Python PyTesseract Module returning gibberish from an image

618 Views Asked by At

I'm guessing this is because the images I have contain text on top of a picture. pytesseract.image_to_string() can usually scan the text properly but it also returns a crap ton of gibberish characters: I'm guessing it's because of the pictures underneath the text making Pytesseract think they are text too or something.

When Pytesseract returns a string, how can I make it so that it doesn't include any text unless it's certain that the text is right. Like, if there a way for Pytesseract to also return some sort of number telling me how certain the text is scanned accurately?

I know I kinda sound dumb but somebody pls help

1

There are 1 best solutions below

3
cagataygulten On

You can set a character whitelist with config argument to get rid of gibberish characters,and also you can try with different psm options to get better result.

Unfortunately, it is not that easy, I think the only way is applying some image preprocessing and this is my best:

  1. Firstly I applied some blurring to smoothing:
 import cv2
 blurred = cv2.blur(img,(5,5))
  1. Then to remove everything except text, converted image to grayscale and applied thresholding to get only white color which is the text color (I used inverse thresholding to make text black which is the optimum condition for tesseract ocr):
gray_blurred=cv2.cvtColor(blurred, cv2.COLOR_BGR2GRAY)
ret,th1 = cv2.threshold(gray_blurred,239,255,cv2.THRESH_BINARY_INV)

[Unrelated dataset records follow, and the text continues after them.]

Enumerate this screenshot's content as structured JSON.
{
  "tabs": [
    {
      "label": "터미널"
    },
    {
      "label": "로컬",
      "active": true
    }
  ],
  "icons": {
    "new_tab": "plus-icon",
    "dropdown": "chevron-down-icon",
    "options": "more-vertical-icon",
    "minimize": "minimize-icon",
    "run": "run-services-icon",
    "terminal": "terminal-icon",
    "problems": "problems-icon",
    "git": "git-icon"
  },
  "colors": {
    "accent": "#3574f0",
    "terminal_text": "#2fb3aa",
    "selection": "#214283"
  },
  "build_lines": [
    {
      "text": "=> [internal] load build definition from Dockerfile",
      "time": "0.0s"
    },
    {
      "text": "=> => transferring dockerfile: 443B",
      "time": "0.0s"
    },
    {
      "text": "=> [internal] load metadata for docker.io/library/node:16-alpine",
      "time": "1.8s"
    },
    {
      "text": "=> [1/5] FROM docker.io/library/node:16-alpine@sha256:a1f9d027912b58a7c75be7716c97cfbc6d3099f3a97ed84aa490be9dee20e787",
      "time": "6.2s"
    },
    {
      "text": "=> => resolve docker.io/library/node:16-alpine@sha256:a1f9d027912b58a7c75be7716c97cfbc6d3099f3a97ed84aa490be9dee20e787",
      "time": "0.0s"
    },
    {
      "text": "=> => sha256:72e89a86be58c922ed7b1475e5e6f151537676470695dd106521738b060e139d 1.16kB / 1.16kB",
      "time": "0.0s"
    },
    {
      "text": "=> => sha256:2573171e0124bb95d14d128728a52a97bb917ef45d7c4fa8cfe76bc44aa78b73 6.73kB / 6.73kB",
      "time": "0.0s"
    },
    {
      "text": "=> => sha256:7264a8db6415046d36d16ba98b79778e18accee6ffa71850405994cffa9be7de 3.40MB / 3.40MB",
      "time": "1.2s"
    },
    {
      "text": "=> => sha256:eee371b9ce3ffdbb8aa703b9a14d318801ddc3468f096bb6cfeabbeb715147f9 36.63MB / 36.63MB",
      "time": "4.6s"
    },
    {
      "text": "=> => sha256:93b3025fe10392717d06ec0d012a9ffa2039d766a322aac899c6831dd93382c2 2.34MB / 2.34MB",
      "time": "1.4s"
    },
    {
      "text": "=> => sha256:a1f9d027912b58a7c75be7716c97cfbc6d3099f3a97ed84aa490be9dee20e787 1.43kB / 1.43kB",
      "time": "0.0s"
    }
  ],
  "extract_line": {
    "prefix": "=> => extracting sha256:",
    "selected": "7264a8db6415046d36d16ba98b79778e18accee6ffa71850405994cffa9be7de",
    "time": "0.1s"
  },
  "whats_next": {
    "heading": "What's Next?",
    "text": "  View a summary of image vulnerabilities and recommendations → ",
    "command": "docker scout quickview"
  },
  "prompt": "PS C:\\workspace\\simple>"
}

enter image description here

and applied ocr then removed whitespace characters :

txt = pytesseract.image_to_string(th1,lang='eng', config='--psm 12')
txt = txt.replace("\n", " ").replace("\x0c", "")
print(txt)
>>>"WINNING'OLYMPIC  GOLD MEDAL  IT'S MADE OUT OF  RECYCLED ELECTRONICS "

Related topics:

Pytesser set character whitelist

Pytesseract OCR multiple config options

You can also try preprocessing your image to let pytesseract work more accurate and if you want to recognize meaningful words you can apply spell check after ocr:

https://pypi.org/project/pyspellchecker/